There are two types of programs at the UW as determined by the source of funding: regular and fee-based. Regular programs, which are funded by state and student tuition dollars, represent the majority of programs at the University of Washington. In order to expand degree offerings for our students, UW offers fee-based programs that are solely funded by student course fees. The online Bachelor of Arts in Integrated Social Sciences is a fee-based program administered by UW Professional & Continuing Education (PCE).
The information below identifies some of the cost and financial aid resources available to our students. For more information about the differences between regular and fee-based programs, please see this helpful resource from the Registrar's office.
ISS students are responsible for the following fees:
- Per-credit course fees: Students entering Integrated Social Sciences between Autumn 2014 and Spring 2016 have a per credit fee of $199 for Washington State residents and $219 a credit for non-residents. Students entering the program after Spring 2016 should see the UW PCE website for the most current information about per-credit fees.
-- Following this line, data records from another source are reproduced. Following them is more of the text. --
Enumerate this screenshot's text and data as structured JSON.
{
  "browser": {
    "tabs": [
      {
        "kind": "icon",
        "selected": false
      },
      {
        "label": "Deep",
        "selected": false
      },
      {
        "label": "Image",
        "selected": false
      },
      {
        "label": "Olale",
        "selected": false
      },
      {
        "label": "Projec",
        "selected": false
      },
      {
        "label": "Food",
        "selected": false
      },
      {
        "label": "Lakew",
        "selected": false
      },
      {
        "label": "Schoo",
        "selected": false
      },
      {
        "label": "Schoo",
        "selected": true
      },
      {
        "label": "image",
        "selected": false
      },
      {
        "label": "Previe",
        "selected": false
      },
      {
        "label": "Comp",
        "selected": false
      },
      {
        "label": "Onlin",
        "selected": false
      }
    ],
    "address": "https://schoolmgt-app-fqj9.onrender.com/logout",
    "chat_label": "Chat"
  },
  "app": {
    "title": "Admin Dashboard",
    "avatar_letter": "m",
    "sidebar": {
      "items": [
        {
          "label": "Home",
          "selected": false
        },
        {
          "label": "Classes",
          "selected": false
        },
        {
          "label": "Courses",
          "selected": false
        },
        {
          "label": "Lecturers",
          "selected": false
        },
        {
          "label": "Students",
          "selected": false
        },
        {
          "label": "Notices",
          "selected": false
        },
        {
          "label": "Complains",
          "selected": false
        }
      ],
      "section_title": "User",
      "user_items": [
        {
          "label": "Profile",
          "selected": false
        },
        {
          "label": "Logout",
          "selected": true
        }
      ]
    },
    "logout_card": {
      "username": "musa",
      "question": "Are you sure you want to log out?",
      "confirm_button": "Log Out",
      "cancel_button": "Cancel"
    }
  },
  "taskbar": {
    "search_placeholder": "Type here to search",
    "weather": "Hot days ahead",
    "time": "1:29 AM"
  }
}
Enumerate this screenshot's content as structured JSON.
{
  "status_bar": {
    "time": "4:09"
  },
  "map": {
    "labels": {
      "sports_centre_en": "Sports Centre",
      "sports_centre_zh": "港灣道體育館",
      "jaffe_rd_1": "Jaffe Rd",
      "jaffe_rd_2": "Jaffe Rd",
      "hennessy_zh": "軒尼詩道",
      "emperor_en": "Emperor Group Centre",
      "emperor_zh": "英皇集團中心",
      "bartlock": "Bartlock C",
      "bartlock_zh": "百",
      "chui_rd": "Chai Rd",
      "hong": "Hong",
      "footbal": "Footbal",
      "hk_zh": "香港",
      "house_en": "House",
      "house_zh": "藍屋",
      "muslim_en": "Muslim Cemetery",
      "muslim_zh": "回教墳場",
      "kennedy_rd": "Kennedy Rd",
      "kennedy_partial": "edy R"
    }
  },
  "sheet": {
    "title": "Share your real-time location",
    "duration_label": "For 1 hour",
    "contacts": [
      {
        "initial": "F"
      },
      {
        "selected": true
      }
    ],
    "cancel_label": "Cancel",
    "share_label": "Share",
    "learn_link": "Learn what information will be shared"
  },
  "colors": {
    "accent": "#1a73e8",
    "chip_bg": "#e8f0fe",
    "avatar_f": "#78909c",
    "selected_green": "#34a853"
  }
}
- Registration Fee: You pay a nonrefundable registration fee ($55) every time you register for classes. If you register for multiple classes, the registration fee is charged only once.
In addition, all students are responsible for these additional quarterly fees:
Technology Fee: Funds technology resources for student use.
Service & Activities Fee: Used for student activities and programs as well as acquisition of land, buildings and facilities.
IMA Fee: Pays for the UW Intramural Activities building and related facilities.
Facilities Renovation (FR) Fee: Pays for the renovation of the Husky Union Building, Ethnic Cultural Center, and Hall Health Primary Care Center.
- U-PASS: Buys students universal access to King County Metro and transit systems. (Yes, all UW students have to pay this fee even if they do not live in Seattle. Learn more about the history of the UPASS and why all students pay this fee.)
These student fees are subject to change on a regular basis. You can find the official fee schedule from the Office of Planning and Budgeting. Work through the user interface to get the correct fee schedule, using “Seattle” as the “campus” selection. Note that ISS students are only responsible for the fees listed above; you can ignore the other fees listed on the fee schedule.
All fees are due by the third Friday of the quarter.
These fees do not include the cost of textbooks and materials. Textbook costs vary by course: while some faculty do require textbooks, others incorporate digital readings as part of their course. The program also requires specific technology tools which students may need to purchase if they do not already have access to them.
Students in fee-based programs like ISS can apply for various forms of financial aid to help cover their education costs, including federal student aid, state grants, loans, scholarships and work study.
Students in fee-based programs, however, are not eligible for tuition exemptions or university grants, including the Husky Promise program.
Scholarships and Other Financial Resources
The Office of Merit Scholarships, Fellowships & Awards offers information and resources about student scholarship opportunities and mentors students through the various application processes. Their website also has a specific page that offers information about financial aid resources available to transfer students. If you are seeking information about need-based scholarships and grants, check in with the opportunities offered through the Office of Student Financial Aid.
Students may qualify for specific scholarships and other financial aid resources that are tied to their background or prospective career field, including the opportunities below.
- UW Childcare Assistance Program: The Student & Activity Feed funded by students at UW Seattle campus contributes to a need-based financial resource for students. It must be requested on a quarterly basis and offers resources for students attending on a full or part time basis. Additional details and contact information is available through the Office of Student Financial Aid.
- Osher Re-entry Scholarship: For newly matriculated and returning students who have experienced a 5-year cumulative gap in their education. The UW Financial Aid Office identifies and contacts eligible, College of Arts and Sciences-affiliated students who have submitted a financial aid application (either the FAFSA or the WASFA) with information about the scholarship and a link to the application, which opens right before the start of Autumn Quarter each academic year.
- Financial Aid for Native Americans: The National Indian Education Association has compiled a list of many of the scholarships and other aid resources that are open to students with Native American heritage.
- Financial Aid for Veterans: The Benefits page of the UW Veterans Center website details the educational assistance programs that are available to U.S. veterans, active duty military and military dependent students.
- Soroptimist Scholarship for Women: The Soroptimist Live Your Dream Awards are for women with dependents and financial need who are motivated to achieve their education and career goals.
- Financial Aid for Washington State Students: Students based in Washington state can apply for scholarships and other financial aid earmarked for residents of this state. There are number of sites that offer information about these kinds of programs, including:
- Best Colleges: This financial aid webpage is a great collection of financial aid opportunities organized by demographic group and major of interest.